In this study, three novel species, namely Hermatomyces nyingchiensis, H. xizangensis, and Rhytidhysteron xizangense, are introduced. These collections were isolated from decaying vines of Pueraria sp. in the Xizang Autonomous Region. The findings of this study further clarify the species diversity within Hermatomyces and Rhytidhysteron while also supplementing the distribution information of fungi associated with Pueraria hosts.
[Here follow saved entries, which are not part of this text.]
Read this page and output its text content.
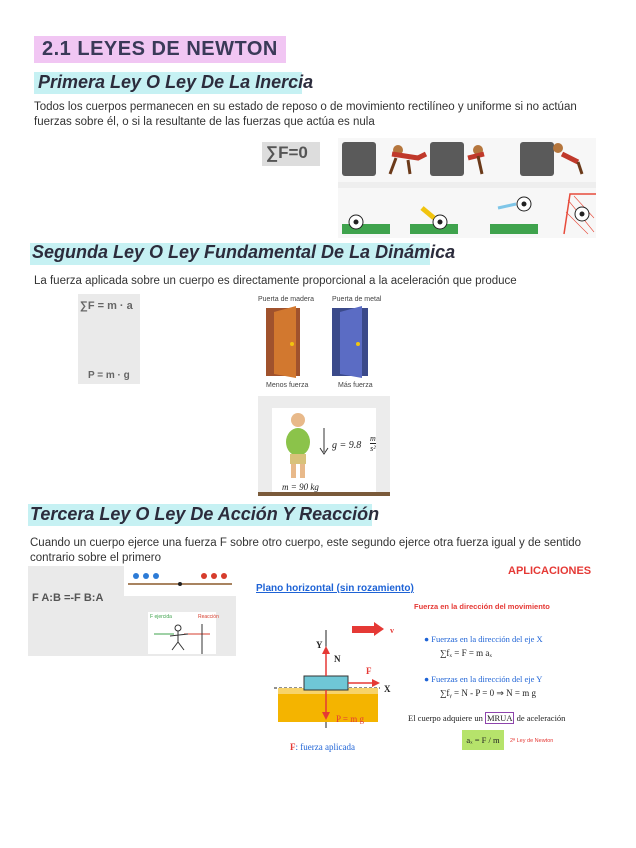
2.1 LEYES DE NEWTON
Primera Ley O Ley De La Inercia
Todos los cuerpos permanecen en su estado de reposo o de movimiento rectilíneo y uniforme si no actúan fuerzas sobre él, o si la resultante de las fuerzas que actúa es nula
∑F=0
Segunda Ley O Ley Fundamental De La Dinámica
La fuerza aplicada sobre un cuerpo es directamente proporcional a la aceleración que produce
∑F = m · a
P = m · g
Puerta de madera	Puerta de metal
Menos fuerza	Más fuerza
$g = 9.8 \frac{m}{\text{s²}}$
m = 90 kg
Tercera Ley O Ley De Acción Y Reacción
Cuando un cuerpo ejerce una fuerza F sobre otro cuerpo, este segundo ejerce otra fuerza igual y de sentido contrario sobre el primero
F A:B =-F B:A
F ejercida	Reacción
APLICACIONES
Plano horizontal (sin rozamiento)
Fuerza en la dirección del movimiento
Y
X
N
F
v
P = m g
F: fuerza aplicada
● Fuerzas en la dirección del eje X
∑fₓ = F = m aₓ
● Fuerzas en la dirección del eje Y
∑fᵧ = N - P = 0 ⇒ N = m g
El cuerpo adquiere un MRUA de aceleración
aₓ = F / m	2ª Ley de Newton
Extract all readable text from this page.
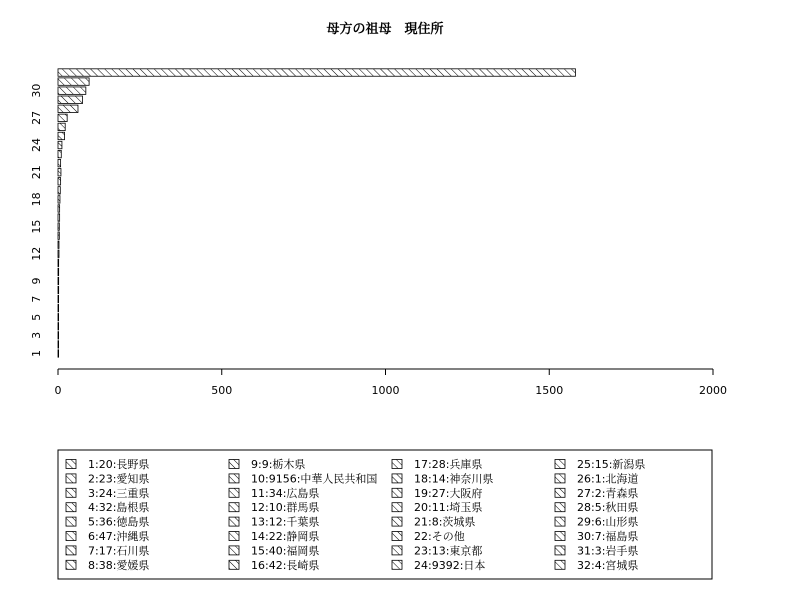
母方の祖母　現住所
0	500	1000	1500	2000
1
3
5
7
9
12
15
18
21
24
27
30
1:20:長野県	9:9:栃木県	17:28:兵庫県	25:15:新潟県
2:23:愛知県	10:9156:中華人民共和国	18:14:神奈川県	26:1:北海道
3:24:三重県	11:34:広島県	19:27:大阪府	27:2:青森県
4:32:島根県	12:10:群馬県	20:11:埼玉県	28:5:秋田県
5:36:徳島県	13:12:千葉県	21:8:茨城県	29:6:山形県
6:47:沖縄県	14:22:静岡県	22:その他	30:7:福島県
7:17:石川県	15:40:福岡県	23:13:東京都	31:3:岩手県
8:38:愛媛県	16:42:長崎県	24:9392:日本	32:4:宮城県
Among the 26 recognized species of Hermatomyces (Table 1), 15 species exhibit conidial dimorphism, such as H. amphisporus, H. bifurcatus, H. hainanensis, H. nabanheensis, and H. turbinatus (Hyde et al. 2017; Koukol et al. 2018; Delgado et al. 2020; Ren et al. 2021; Zhang et al. 2023). Nine species produce exclusively monomorphic conidia, viz., H. griseomarginatus, H. hongheensis, H. maharashtraense, H. pyriformis, H. reticulatus, H. sphaericoides, H. trangensis, H. verrucosus, and H. xizangensis (Koukol et al. 2018, 2025; Nuankaew et al. 2019; Wijayawardene et al. 2021; Du et al. 2024; Shen et al. 2024). One species, H. sphaericus, is known to exhibit either monomorphic or dimorphic conidia (Doilom et al. 2016; Tibpromma et al. 2016, 2017, 2018; Koukol et al. 2018; Ren et al. 2021), whereas H. anomianthi is known solely from its sexual morph (de Silva et al. 2022). Phylogenetic analysis indicates that conidial morphology (monomorphic vs. dimorphic) does not exhibit a clear phylogenetic clustering pattern. For instance, H. megasporus (dimorphic conidia) and H. reticulatus (monomorphic conidia) cluster in clade 2 (Fig. 1) (Hyde et al. 2016; Koukol et al. 2018), while H. jinghaensis (dimorphic conidia) and H. trangensis (monomorphic conidia) also group together in clade 3 (Fig. 1) (Nuankaew et al. 2019; Ren et al. 2021). Furthermore, conidial type shows no significant correlation with biogeographical distribution. Although both H. hongheensis and H. nabanheensis were collected from Yunnan, China, the former produces monomorphic conidia, whereas the latter develops dimorphic conidia (Hyde et al. 2017; Shen et al. 2024). To elucidate the underlying mechanisms governing the formation of dimorphic conidia and monomorphic conidia in Hermatomyces, broader sampling is essential across diverse geographical regions, ecological niches, and developmental stages. Future research integrating comparative genomics, transcriptomics, and ecological niche modeling will be crucial for elucidating the evolutionary and ecological drivers of conidial dimorphism within the genus.

Citation

Zhao G-L, Lu Y-Z, Xiao X-J, Liu Y, Chen Q, Liu N-G (2025) Morphological and phylogenetic analyses reveal three new species associated with Pueraria from Xizang Autonomous Region, China. MycoKeys 125: 347–268. https://doi.org/10.3897/mycokeys.125.174645

Additional information

Conflict of interest

The authors have declared that no competing interests exist.

Ethical statement

No ethical statement was reported.

Use of AI

No use of AI was reported.

Funding

This study was supported by the Guizhou Institute of Technology 2024 Annual Academic Seedling Cultivation and Innovation Exploration Project (No. 2024XSXM001, 2024XSXM010), the Science and Technology Foundation of Guizhou Province (Qian Ke He Pingtai ZSYS [2025] 029), the Guizhou Provincial Basic Research Program (Natural Science) (Qiankehe Jichu ZK [2023] yiban 132), and the Guizhou Science and Technology Plan Project (Qiankehe Support [2023] Generally 295).

Author contributions

Morphological data, photo plates, and phylogenetic analyses were completed by Gui-Li Zhao. Writing – original draft: Gui-Li Zhao. Writing – review and editing: all co-authors.

Author ORCIDs

Gui-Li Zhao https://orcid.org/0000-0001-8370-4844

Yong-Zhong Lu https://orcid.org/0000-0002-1033-5782

Xing-Juan Xiao https://orcid.org/0009-0003-8769-4534

Ying Liu https://orcid.org/0009-0003-4850-4929

Qiang Chen https://orcid.org/0009-0004-2035-6562

Ning-Guo Liu https://orcid.org/0000-0002-9169-2350

Data availability

All of the data that support the findings of this study are available in the main text.